Jota – Tributação da alienação de imóveis no lucro presumido

Jota – Tributação da alienação de imóveis no lucro presumido

Esclarecimentos e dúvidas decorrentes da Solução de Consulta COSIT nº 7/2021

Em março de 2021, a Receita Federal publicou a Solução de Consulta COSIT nº 7, trazendo esclarecimentos sobre o tratamento tributário da alienação de imóveis por empresas imobiliárias optantes pelo lucro presumido.
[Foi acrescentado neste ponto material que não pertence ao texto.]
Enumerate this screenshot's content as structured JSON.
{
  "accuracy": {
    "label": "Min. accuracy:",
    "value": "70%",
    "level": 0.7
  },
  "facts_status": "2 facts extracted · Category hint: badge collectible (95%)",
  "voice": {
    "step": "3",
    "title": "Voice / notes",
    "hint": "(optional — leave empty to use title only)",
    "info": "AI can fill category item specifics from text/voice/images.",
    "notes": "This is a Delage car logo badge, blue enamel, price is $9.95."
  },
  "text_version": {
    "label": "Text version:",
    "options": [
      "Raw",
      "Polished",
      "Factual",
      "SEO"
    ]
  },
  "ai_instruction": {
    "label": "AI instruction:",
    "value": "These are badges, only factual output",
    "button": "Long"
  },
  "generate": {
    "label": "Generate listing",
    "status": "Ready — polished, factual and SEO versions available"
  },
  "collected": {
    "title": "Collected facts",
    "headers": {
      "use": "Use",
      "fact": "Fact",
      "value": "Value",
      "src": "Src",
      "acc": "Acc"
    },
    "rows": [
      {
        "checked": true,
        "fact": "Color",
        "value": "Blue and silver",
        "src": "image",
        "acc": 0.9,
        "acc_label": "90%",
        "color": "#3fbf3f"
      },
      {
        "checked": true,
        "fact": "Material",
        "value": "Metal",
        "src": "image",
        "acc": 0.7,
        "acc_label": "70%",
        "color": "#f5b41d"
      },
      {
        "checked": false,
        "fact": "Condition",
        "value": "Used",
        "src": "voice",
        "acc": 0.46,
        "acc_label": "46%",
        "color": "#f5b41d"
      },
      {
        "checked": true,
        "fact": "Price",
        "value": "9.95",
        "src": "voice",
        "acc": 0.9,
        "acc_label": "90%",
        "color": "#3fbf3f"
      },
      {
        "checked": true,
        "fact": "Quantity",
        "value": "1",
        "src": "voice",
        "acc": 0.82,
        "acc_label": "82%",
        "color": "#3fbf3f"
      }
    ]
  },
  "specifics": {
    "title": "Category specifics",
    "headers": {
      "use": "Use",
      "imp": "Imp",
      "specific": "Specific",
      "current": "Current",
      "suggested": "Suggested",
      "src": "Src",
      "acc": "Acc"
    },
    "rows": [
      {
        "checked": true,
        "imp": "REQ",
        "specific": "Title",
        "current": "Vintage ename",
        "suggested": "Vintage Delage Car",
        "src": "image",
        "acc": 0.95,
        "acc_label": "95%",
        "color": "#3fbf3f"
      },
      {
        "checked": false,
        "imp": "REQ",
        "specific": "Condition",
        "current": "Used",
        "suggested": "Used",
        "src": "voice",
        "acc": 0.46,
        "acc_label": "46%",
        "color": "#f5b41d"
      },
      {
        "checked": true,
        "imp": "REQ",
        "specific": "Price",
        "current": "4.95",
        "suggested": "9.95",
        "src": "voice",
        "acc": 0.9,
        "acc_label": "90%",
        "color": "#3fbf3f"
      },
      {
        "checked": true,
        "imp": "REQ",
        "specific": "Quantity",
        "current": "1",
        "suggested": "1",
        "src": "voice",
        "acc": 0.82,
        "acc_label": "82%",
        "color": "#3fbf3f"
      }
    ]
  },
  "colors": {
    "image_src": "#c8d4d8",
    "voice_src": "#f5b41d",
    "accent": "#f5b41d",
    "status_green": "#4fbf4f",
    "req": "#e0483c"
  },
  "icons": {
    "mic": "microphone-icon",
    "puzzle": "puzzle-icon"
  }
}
Em pouco tempo, surgiram notícias sobre a referida Solução de Consulta, ressaltando principalmente a suposta existência de uma mudança de posicionamento da Receita Federal, que teria passado a entender que o valor de alienação poderia ser considerado como receita bruta, sujeita à aplicação dos percentuais de presunção, ao invés da apuração de ganho de capital – e que tal procedimento seria benéfico aos contribuintes.

A finalidade deste artigo é analisar manifestações da Receita Federal sobre a tributação da alienação de imóveis por empresa praticante de atividade imobiliária que seja optante do lucro presumido, para, a partir disso, verificar se houve mudança no entendimento do órgão por meio da publicação da SC COSIT nº 7/21.  Adiantando nossa conclusão, entendemos não ter havido mudança de posicionamento, mas, no máximo, esclarecimento quanto àquilo que já havia sido anteriormente expresso, no sentido de que a tributação seguindo as margens de presunção depende da verificação de requisitos diversos.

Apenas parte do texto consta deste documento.